Victor Marrero worked for many years in public service. He has also served as a trustee of several educational, charitable and public interest organizations, among them the New York Public Library, the American Museum of Natural History, Cooper Union for the Advancement of Science and Art and the State University of New York. He graduated from New York University and Yale Law School and studied as a Fulbright Scholar in England. His first book of poems, titled Atlas, Bound, was published by The Opiate Books. A substantial number of the poems in that collection were previously published in The Opiate magazine. He lives in Manhattan.

Surreal
Where does the line between the real and the unreal begin and end? At this point, is there even a distinction anymore? Or perhaps it lies somewhere in the gray area of the surreal. A term, with all its vast connotations, that also serves as the only too appropriate title of Victor Marrero’s latest poetry collection (following his previous works, Atlas, Bound and Reprise).

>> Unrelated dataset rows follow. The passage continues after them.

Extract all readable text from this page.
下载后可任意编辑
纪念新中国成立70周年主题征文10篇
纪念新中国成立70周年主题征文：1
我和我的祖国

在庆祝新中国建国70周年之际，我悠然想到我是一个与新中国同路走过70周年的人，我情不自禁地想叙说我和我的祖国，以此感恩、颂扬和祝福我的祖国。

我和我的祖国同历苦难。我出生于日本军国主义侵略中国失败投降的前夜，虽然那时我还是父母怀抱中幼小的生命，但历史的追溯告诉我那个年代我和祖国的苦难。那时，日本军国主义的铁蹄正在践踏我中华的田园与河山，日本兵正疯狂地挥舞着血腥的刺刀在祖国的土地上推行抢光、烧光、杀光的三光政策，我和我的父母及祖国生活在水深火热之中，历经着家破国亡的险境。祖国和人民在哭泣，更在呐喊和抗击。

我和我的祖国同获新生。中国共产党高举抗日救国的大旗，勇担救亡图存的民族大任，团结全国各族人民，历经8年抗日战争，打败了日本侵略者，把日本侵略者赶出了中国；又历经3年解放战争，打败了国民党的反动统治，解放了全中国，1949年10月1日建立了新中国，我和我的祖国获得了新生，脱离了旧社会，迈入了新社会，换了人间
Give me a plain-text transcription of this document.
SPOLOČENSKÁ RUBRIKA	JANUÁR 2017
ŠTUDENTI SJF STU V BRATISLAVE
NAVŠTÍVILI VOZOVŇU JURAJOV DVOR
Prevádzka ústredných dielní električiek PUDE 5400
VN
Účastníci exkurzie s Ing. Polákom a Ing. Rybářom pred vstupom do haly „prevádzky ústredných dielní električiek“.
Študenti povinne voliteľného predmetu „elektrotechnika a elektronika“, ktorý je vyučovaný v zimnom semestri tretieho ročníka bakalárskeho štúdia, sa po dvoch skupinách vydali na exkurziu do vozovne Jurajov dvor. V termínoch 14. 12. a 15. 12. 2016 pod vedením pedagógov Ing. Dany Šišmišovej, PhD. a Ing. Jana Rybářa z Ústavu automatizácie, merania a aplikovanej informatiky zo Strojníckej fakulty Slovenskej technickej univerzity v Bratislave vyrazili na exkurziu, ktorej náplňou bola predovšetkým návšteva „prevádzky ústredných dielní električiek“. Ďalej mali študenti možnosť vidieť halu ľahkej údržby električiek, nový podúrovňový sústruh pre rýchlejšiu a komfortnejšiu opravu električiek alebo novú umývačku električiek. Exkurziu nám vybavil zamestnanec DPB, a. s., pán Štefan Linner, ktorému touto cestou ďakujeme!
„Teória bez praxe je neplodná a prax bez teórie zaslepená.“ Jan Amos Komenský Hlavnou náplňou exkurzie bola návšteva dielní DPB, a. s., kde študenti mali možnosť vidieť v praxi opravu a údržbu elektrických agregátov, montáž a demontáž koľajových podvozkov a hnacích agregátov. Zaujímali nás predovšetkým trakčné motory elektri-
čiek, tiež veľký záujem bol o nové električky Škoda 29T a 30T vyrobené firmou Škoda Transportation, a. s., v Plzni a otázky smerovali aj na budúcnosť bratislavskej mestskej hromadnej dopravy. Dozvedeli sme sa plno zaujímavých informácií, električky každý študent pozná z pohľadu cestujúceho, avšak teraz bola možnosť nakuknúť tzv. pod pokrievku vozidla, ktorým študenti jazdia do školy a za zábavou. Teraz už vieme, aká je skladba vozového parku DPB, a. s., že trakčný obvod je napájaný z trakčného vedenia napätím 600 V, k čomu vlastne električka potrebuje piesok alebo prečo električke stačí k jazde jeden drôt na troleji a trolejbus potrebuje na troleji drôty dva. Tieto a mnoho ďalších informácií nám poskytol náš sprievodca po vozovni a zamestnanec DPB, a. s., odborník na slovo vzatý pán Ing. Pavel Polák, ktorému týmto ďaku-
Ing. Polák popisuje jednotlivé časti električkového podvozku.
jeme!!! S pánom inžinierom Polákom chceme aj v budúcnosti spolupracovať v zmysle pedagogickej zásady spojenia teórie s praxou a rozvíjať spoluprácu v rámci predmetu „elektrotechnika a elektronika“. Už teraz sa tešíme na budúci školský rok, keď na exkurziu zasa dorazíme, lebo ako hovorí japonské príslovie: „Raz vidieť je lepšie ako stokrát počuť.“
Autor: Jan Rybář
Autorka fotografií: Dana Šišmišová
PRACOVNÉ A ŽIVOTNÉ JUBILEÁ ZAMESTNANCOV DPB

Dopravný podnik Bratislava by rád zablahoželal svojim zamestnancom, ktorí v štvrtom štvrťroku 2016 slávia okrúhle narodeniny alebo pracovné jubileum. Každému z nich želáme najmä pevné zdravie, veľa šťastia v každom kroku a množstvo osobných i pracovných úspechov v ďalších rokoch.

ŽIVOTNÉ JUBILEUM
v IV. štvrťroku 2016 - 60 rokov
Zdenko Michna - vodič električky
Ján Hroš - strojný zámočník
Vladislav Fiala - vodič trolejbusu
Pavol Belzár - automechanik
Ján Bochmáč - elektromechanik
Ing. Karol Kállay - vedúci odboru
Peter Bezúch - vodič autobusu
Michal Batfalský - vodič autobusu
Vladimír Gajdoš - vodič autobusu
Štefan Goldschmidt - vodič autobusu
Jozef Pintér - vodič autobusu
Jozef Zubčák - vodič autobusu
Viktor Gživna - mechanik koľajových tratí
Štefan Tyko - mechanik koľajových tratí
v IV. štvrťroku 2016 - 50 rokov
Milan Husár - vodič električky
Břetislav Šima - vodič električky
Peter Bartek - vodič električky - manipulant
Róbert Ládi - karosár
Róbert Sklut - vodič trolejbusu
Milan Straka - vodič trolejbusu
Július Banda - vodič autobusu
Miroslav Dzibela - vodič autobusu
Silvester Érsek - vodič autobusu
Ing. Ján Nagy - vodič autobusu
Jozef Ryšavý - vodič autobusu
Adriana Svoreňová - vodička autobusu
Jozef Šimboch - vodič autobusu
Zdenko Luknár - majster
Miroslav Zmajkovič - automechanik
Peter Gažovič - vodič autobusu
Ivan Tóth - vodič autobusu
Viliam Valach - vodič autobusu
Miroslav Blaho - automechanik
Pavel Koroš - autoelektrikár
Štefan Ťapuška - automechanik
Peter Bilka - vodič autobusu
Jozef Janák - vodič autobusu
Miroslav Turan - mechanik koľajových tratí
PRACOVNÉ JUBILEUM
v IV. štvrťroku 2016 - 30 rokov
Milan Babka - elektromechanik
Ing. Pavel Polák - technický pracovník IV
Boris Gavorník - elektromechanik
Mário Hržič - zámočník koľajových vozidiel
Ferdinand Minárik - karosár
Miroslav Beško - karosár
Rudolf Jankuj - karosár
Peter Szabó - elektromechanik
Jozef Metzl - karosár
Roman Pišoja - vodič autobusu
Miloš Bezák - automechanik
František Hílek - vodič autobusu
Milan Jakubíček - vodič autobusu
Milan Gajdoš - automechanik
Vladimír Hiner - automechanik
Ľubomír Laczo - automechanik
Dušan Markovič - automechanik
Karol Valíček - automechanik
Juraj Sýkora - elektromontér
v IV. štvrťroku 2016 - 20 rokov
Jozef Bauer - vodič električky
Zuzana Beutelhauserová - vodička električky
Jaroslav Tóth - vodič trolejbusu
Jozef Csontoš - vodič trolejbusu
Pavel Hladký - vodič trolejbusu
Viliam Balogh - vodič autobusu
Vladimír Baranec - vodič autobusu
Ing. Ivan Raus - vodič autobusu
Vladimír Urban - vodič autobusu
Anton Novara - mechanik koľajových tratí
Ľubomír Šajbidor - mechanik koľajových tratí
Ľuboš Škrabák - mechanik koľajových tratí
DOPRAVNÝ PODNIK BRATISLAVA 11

With his dense and evocative prose style, Marrero chips away at the veneer of the so-called real to get to something even more real: the truth. Yet, like many of us, he often arrives at the conclusion that, increasingly, it’s all but impossible to genuinely know.

Atlas, Bound
A triumph in the art of thematic poetry, Victor Marrero’s Atlas, Bound hones in on the subject of Michelangelo’s “Four Slaves” or “Four Prisoners,” located in Florence’s Accademia Gallery. Left incomplete by the sculptor, they are positioned before one of his universally-acknowledged masterpieces, David. The slaves, thus, live out their days bound in unfinished captivity, an indelible sight that finds Marrero ruminating not just on their cruel fate, but on the nature of existence itself.

Reprise
In this timely yet evergreen collection of poetry, Victor Marrero delves into some of the most plaguing existential mysteries that have eluded centuries of intense scrutiny by historians, poets, philosophers, writers and other scholars. Focused on global events that consumed humanity during the twenty-year period between the end of World War One and the start of World War Two, Marrero’s quest for both enlightenment and solace is just as insatiable as it was for the great thinkers and poets before him. And it is this hunger to understand, among other things, why some of the worst aspects of history seem doomed to repeat themselves that Marrero transfers to his reader.